The above lines are a symbolism signifying that the season is one of freedom, without traps and inhibitions. The poem lines bring out a sense of joy and inner thrill.
Summary of Spring:
The poem begins with:
“Gone were but the Winter,
Come were but the Spring,
I would go to a covert
Where the birds sing;”
The poetess is elated with the departure of winter and the arrival of spring, and she wants to go to a private shelter and a private place hidden from the world where the music of birds are prevalent.
She goes on to say,
“Where in the whitethorn
Singeth a thrush,
And a robin sings
In the holly-bush.
Full of fresh scents
Are the budding boughs
Arching high over
A cool green house:”
: in the Whitehorn, when a singing thrush sings and the robins sing in the bush, it becomes as if a place of devotion and holiness. Actually, The song thrush (Turdus philomelos) is a thrush that breeds across much of Eurasia. It has brown upperparts and black-spotted cream or buff underparts and has three recognised subspecies. Its distinctive song, which has repeated musical phrases, has frequently been referred to in poetry.
The atmosphere is further purified by the beautiful scent and the growing trees which provide a wonderful shade over the green house.
Full of sweet scents,
And whispering air
Which sayeth softly:
“We spread no snare;
“Here dwell in safety,
Here dwell alone,
With a clear stream
And a mossy stone.
“Here the sun shineth
Here is heard an echo
Of the far sea,
Though far off it be.”
Lastly, the poetess says that the place is serene and calm, with the sense of freedom, where the birds can dwell freely and every other living element finds a sense of calm among the beautiful ambience.
The sun shines and the echo of the splashing water of far away sea is often heard in the tranquillity.
Critical Analysis of Spring:
The poem is a masterpiece describing nature in its most glamorous form, without a pompous note and almost synchronising with the calm mood of the reader.
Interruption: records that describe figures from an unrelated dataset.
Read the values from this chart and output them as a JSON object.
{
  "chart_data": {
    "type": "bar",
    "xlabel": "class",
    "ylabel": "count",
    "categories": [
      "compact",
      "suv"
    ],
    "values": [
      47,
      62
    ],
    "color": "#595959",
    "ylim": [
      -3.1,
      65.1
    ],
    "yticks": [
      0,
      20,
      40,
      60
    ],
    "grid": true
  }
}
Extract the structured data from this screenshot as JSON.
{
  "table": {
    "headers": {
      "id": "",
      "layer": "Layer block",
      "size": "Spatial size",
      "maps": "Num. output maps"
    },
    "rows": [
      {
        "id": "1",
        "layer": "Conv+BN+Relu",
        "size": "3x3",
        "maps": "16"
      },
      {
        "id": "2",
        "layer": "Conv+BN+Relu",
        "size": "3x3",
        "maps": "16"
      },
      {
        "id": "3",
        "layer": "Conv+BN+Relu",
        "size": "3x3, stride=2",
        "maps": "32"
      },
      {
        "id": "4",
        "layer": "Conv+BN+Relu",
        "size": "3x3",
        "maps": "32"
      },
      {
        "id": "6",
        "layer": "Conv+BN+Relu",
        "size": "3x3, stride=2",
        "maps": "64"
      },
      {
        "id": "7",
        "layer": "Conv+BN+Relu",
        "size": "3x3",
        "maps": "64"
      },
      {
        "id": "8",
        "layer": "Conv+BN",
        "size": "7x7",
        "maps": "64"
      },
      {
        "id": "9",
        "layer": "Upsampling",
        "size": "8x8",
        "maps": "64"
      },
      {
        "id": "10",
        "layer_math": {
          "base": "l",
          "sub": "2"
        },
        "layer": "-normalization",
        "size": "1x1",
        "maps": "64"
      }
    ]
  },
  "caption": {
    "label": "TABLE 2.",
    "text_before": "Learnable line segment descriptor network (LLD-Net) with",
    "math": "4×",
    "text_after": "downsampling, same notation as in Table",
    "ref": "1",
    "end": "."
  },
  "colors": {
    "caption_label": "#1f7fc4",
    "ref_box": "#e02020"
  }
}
As if lulling us into a sense of charm and happiness, the poem briefly describes the season of spring.
The mention of the birds singing, the singing thrush predominating, with an air full of sweet and fresh sense is just another form o paradise itself. The surrounding is so calm that the poetess transcends to a world of serenity and peace.
The peaceful ambience is briefly described but the most touching portion of the piece is that the world can resonate with the feeling of the poetess of the wonderful atmosphere and deep serenity that the world bestows upon us, where even the sound of the far away sea is heard.
Central Theme of Spring:
The central theme deals with one of happiness and joy with the season Spring. As the winter has gone by and the spring is at the door, the poetess is happier than ever looking at the greater diversities of nature, bringing forward the supremacy of sense and realisation, dawning upon one with the beautiful season.
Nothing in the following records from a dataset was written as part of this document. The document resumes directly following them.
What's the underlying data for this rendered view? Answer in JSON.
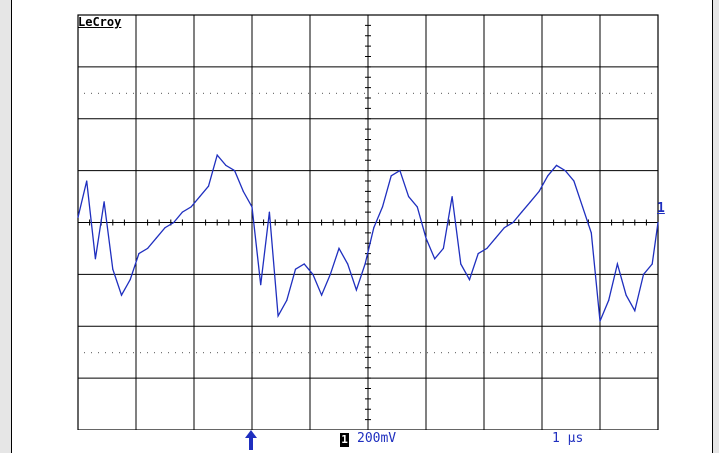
{
  "brand": "LeCroy",
  "channel_marker": "1",
  "status": {
    "channel_badge": "1",
    "volts_per_div": "200mV",
    "time_per_div": "1 µs"
  },
  "colors": {
    "trace": "#1f2fbf",
    "grid": "#000000",
    "background": "#ffffff"
  },
  "chart_data": {
    "type": "line",
    "title": "",
    "xlabel": "",
    "ylabel": "",
    "x_unit": "µs",
    "y_unit": "V",
    "xlim": [
      0,
      10
    ],
    "ylim": [
      -0.8,
      0.8
    ],
    "grid": true,
    "series": [
      {
        "name": "",
        "x": [
          0,
          0.15,
          0.3,
          0.45,
          0.6,
          0.75,
          0.9,
          1.05,
          1.2,
          1.35,
          1.5,
          1.65,
          1.8,
          1.95,
          2.1,
          2.25,
          2.4,
          2.55,
          2.7,
          2.85,
          3.0,
          3.15,
          3.3,
          3.45,
          3.6,
          3.75,
          3.9,
          4.05,
          4.2,
          4.35,
          4.5,
          4.65,
          4.8,
          4.95,
          5.1,
          5.25,
          5.4,
          5.55,
          5.7,
          5.85,
          6.0,
          6.15,
          6.3,
          6.45,
          6.6,
          6.75,
          6.9,
          7.05,
          7.2,
          7.35,
          7.5,
          7.65,
          7.8,
          7.95,
          8.1,
          8.25,
          8.4,
          8.55,
          8.7,
          8.85,
          9.0,
          9.15,
          9.3,
          9.45,
          9.6,
          9.75,
          9.9,
          10.0
        ],
        "y": [
          0.02,
          0.16,
          -0.14,
          0.08,
          -0.18,
          -0.28,
          -0.22,
          -0.12,
          -0.1,
          -0.06,
          -0.02,
          0.0,
          0.04,
          0.06,
          0.1,
          0.14,
          0.26,
          0.22,
          0.2,
          0.12,
          0.06,
          -0.24,
          0.04,
          -0.36,
          -0.3,
          -0.18,
          -0.16,
          -0.2,
          -0.28,
          -0.2,
          -0.1,
          -0.16,
          -0.26,
          -0.16,
          -0.02,
          0.06,
          0.18,
          0.2,
          0.1,
          0.06,
          -0.06,
          -0.14,
          -0.1,
          0.1,
          -0.16,
          -0.22,
          -0.12,
          -0.1,
          -0.06,
          -0.02,
          0.0,
          0.04,
          0.08,
          0.12,
          0.18,
          0.22,
          0.2,
          0.16,
          0.06,
          -0.04,
          -0.38,
          -0.3,
          -0.16,
          -0.28,
          -0.34,
          -0.2,
          -0.16,
          0.0
        ]
      }
    ]
  }
}
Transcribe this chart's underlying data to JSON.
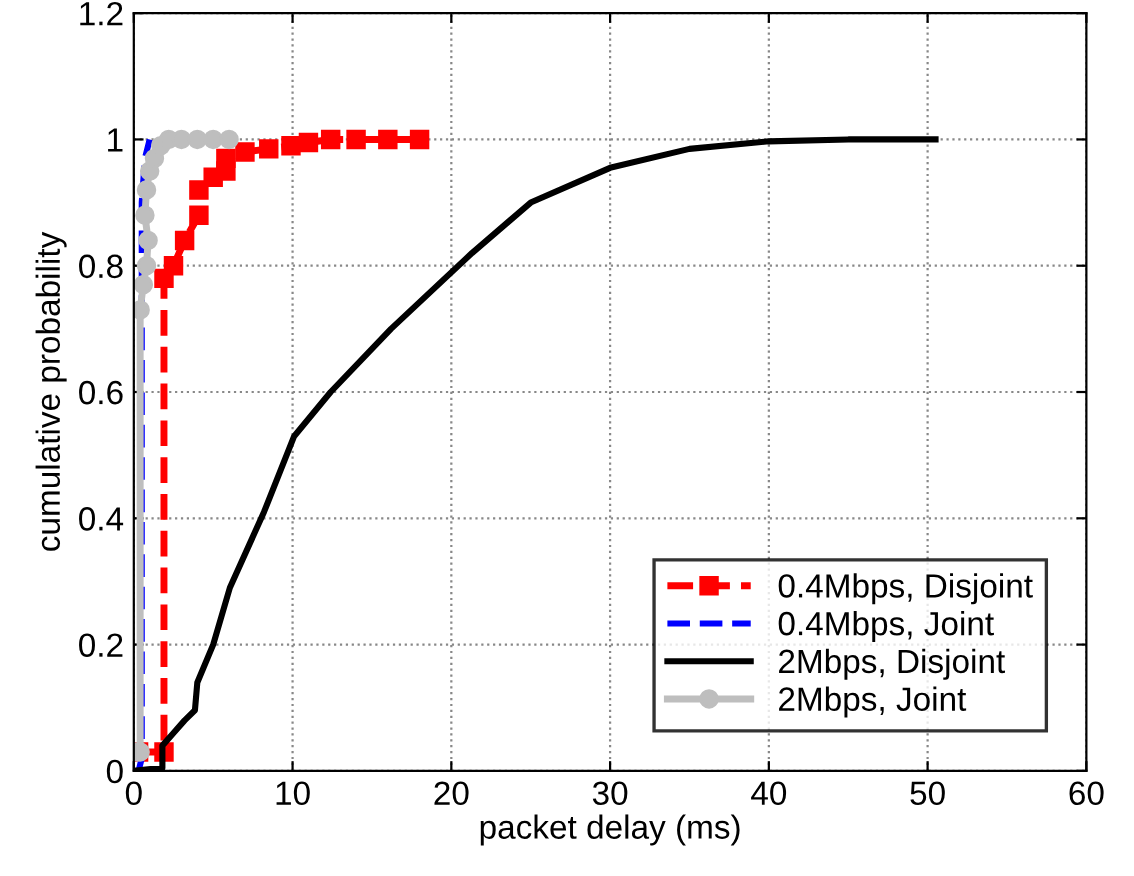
{
  "chart_data": {
    "type": "line",
    "xlabel": "packet delay (ms)",
    "ylabel": "cumulative probability",
    "xlim": [
      0,
      60
    ],
    "ylim": [
      0,
      1.2
    ],
    "xticks": [
      0,
      10,
      20,
      30,
      40,
      50,
      60
    ],
    "yticks": [
      0,
      0.2,
      0.4,
      0.6,
      0.8,
      1,
      1.2
    ],
    "grid": true,
    "legend": "bottom right",
    "series": [
      {
        "name": "0.4Mbps, Disjoint",
        "color": "#ff0000",
        "marker": "square",
        "line_style": "dashed",
        "x": [
          0.3,
          1.9,
          1.9,
          2.5,
          3.2,
          4.1,
          4.1,
          5,
          5.8,
          5.8,
          7,
          8.5,
          9.9,
          11,
          12.4,
          14,
          16,
          18
        ],
        "values": [
          0.03,
          0.03,
          0.78,
          0.8,
          0.84,
          0.88,
          0.92,
          0.94,
          0.95,
          0.97,
          0.98,
          0.985,
          0.99,
          0.995,
          1,
          1,
          1,
          1
        ]
      },
      {
        "name": "0.4Mbps, Joint",
        "color": "#0000ff",
        "line_style": "dashed",
        "marker": "none",
        "x": [
          0.3,
          0.5,
          0.5,
          0.7,
          1
        ],
        "values": [
          0,
          0.02,
          0.9,
          0.97,
          1
        ]
      },
      {
        "name": "2Mbps, Disjoint",
        "color": "#000000",
        "line_style": "solid",
        "marker": "none",
        "x": [
          0,
          1.8,
          1.8,
          2.5,
          3.2,
          3.85,
          4,
          5,
          6.05,
          8.2,
          10.1,
          12.4,
          16.2,
          21.3,
          25,
          30,
          35,
          40,
          45,
          50.5
        ],
        "values": [
          0,
          0.005,
          0.04,
          0.06,
          0.08,
          0.096,
          0.14,
          0.2,
          0.29,
          0.41,
          0.53,
          0.6,
          0.7,
          0.82,
          0.9,
          0.955,
          0.985,
          0.997,
          1,
          1
        ]
      },
      {
        "name": "2Mbps, Joint",
        "color": "#bebebe",
        "line_style": "solid",
        "marker": "circle",
        "x": [
          0.2,
          0.4,
          0.4,
          0.6,
          0.8,
          0.9,
          0.7,
          0.8,
          1,
          1.3,
          1.7,
          2.2,
          3,
          4,
          5,
          6
        ],
        "values": [
          0.03,
          0.03,
          0.73,
          0.77,
          0.8,
          0.84,
          0.88,
          0.92,
          0.95,
          0.97,
          0.99,
          1,
          1,
          1,
          1,
          1
        ]
      }
    ]
  }
}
The mention of the birds, the songs and the safe and secure environment, brings one closer to the poem itself and build s in a feeling of happiness and love.
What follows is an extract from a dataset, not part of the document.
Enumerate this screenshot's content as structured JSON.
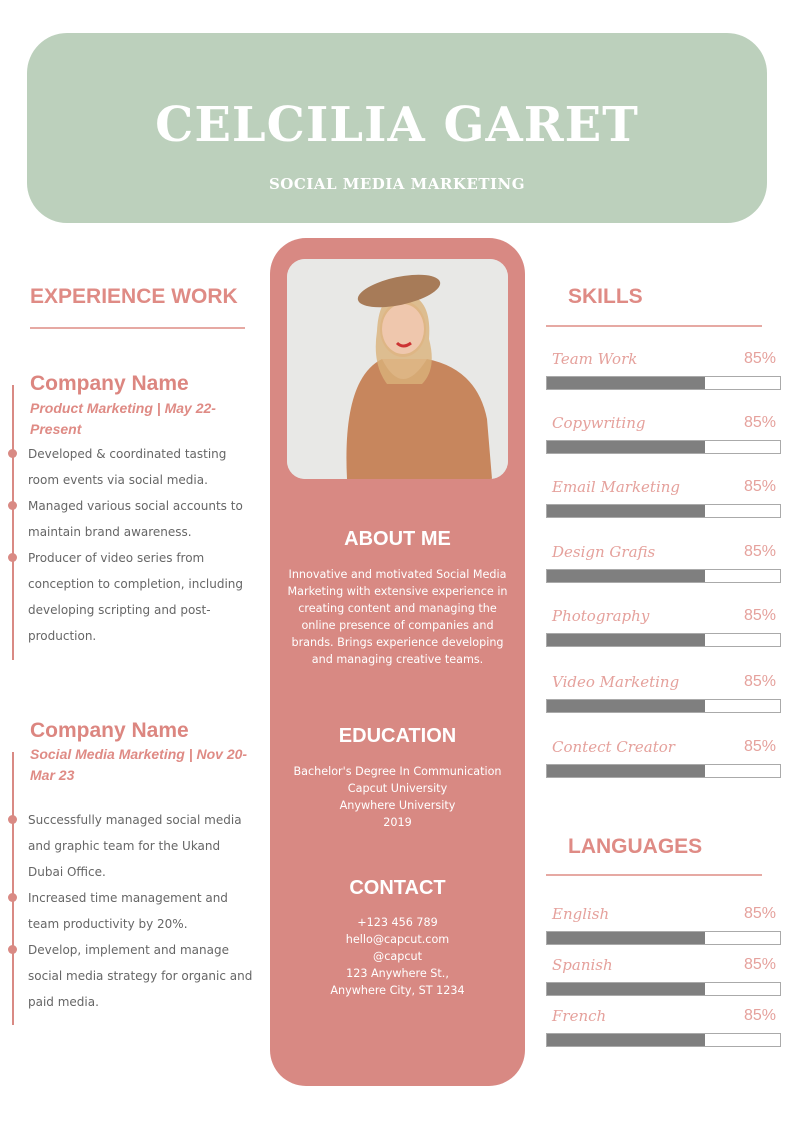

Lastly, quietness is an important aspect. Though it might seem an illogical reference, hearing the waves of the sea from distant is a wonderful phenomenon that comes with quietness and concentration.
The tone of Spring:
The tone of the poem is joyful and remains throughout the poem. The beginning of the poem celebrates the arrival of spring and this blooming season is expressed in every manner throughout the poem. The singing of birds in a poetic rhyme, the sweet scent and fresh environment portrays joy and happiness throughout the season and thus the tone remains one of elation throughout.
On the conclusion, it is appropriate to say, that the poem is a wonderful expression of celebrating the joys of nature and the resources that it gifts us and the celebration of spring with utmost love. The season itself brings joy and happiness and Rosetti wonderfully portrayed the poem, with appropriate sense and explanation.